The radiology report read “massive ascites.” Remarkably, everything else was normal. It was puzzling. The differential diagnosis for ascites included cancer and liver disease, but Virginia didn’t drink, had normal liver function and had had a total abdominal hysterectomy years before. The paracentesis fluid didn’t help either; it was something in between an exudate and a transudate, and her cytology, gram stain and culture were all negative. A CT of the abdomen and pelvis corroborated the ascites but otherwise didn’t tell us anything more than the ultrasound did. Neither did an echocardiogram. It was a fascinoma.

Virginia, however, was more terrified than fascinated, especially when the four liters we had taken off her re-accumulated within a week. I set her up to see our visiting gastroenterologist and did some preliminary blood work. The lab called me with panic values several hours later: potassium 7.1, creatinine 4.3. Damn CT contrast, I thought.

“Pat,” I asked my GI colleague, “would you mind putting Virginia in the ICU after you see her?”

Kayexalate, insulin and bicarbonate failed to bring down Virginia’s potassium appreciably, so I transferred her to a center where she could be dialyzed, see specialists and get diagnosed. A week later, her renal function and electrolytes had stabilized, but they still had no idea why she had ascites. A CA-125, the tumor marker for ovarian cancer, had come back over 10 times the upper limit of normal. So, for want of a better procedure, a laparoscopy was performed. The surgeon called it: cirrhosis.

“Isn’t that a histologic diagnosis?” I questioned.
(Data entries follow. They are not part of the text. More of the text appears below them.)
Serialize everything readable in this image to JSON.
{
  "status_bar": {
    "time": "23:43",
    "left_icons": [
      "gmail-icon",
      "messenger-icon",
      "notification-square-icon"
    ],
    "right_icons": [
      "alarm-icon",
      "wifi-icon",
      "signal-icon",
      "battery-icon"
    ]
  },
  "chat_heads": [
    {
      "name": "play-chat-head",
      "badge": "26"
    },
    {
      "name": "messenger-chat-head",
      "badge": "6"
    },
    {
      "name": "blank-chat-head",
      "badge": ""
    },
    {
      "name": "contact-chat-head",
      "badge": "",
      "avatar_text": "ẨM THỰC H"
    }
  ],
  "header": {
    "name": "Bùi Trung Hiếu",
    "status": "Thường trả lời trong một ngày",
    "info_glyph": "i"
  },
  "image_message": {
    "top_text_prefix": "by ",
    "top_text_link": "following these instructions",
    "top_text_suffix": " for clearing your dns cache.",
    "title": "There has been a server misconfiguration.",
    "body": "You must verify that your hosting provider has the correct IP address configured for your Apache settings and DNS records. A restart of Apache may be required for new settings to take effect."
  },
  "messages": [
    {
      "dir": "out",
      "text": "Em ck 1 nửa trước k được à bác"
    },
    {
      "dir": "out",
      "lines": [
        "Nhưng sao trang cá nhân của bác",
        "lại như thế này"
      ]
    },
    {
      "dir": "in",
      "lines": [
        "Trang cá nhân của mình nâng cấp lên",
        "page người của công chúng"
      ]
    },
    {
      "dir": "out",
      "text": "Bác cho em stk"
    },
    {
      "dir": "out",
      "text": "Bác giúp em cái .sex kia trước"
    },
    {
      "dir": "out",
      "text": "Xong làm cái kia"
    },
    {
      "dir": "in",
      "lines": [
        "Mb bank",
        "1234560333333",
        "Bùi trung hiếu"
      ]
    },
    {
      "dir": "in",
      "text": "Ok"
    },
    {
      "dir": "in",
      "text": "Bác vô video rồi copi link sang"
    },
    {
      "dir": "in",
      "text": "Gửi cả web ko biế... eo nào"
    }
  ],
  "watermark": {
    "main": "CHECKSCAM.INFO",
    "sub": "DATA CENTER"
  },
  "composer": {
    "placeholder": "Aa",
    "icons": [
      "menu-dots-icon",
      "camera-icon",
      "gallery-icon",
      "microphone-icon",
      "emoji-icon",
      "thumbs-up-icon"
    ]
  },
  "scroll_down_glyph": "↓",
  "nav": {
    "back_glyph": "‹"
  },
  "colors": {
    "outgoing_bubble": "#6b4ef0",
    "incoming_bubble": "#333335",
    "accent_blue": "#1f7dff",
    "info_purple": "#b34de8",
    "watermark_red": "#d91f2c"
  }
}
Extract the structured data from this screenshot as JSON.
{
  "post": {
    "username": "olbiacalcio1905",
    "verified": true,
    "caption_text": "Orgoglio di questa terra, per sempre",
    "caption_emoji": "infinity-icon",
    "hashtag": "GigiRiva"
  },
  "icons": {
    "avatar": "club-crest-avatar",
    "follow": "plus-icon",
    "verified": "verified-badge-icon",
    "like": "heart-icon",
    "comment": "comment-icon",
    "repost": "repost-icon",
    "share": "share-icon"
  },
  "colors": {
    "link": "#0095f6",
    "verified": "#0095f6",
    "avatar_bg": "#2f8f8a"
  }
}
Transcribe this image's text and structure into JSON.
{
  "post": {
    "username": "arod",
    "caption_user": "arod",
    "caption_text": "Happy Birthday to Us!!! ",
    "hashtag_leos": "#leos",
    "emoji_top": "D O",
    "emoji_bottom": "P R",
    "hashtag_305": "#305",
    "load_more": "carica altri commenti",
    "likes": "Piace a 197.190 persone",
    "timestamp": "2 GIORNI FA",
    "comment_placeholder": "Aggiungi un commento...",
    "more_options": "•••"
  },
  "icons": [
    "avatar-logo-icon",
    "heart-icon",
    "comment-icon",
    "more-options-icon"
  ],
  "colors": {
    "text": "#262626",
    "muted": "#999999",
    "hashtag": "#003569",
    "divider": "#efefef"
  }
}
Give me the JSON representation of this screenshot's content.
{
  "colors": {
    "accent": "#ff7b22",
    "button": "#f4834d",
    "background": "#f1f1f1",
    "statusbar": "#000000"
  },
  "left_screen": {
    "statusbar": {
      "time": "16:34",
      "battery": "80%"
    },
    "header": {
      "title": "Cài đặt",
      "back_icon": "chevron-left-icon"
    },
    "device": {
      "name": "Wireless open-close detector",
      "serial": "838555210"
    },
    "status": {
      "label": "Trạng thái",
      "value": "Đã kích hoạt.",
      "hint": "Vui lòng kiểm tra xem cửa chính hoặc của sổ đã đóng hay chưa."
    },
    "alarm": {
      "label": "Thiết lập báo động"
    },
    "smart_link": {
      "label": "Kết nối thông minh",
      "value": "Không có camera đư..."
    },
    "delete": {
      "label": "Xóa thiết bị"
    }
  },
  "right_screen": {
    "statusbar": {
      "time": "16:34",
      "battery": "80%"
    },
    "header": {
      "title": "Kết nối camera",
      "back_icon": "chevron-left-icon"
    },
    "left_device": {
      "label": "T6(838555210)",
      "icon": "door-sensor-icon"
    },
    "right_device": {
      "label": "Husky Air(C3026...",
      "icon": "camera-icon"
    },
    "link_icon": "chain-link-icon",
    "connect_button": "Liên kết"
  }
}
“Not when her liver looks like her brain,” he said.

Her gastroenterologist pieced it together as long-standing non-alcoholic steatohepatitis eventually leading to fibrosis.

“I hate those diseases that just sneak up and bite you with no warning,” I told Virginia after she came home from the hospital.

“Well, I received marvelous care,” she said, “and liked all my doctors, except for the floorwalker. Are you old enough to remember what a floorwalker was?”

I shrugged, so she told me. “He was usually an older man, dressed to the nines, who strutted around the floors of a department store like a peacock, looking self-important. I had a doctor who was just like that, except he did it in the ICU. He was a pompous ass.”

Although Virginia was cirrhotic, I was much relieved to discover she was not yet encephalopathic. Not by a long shot.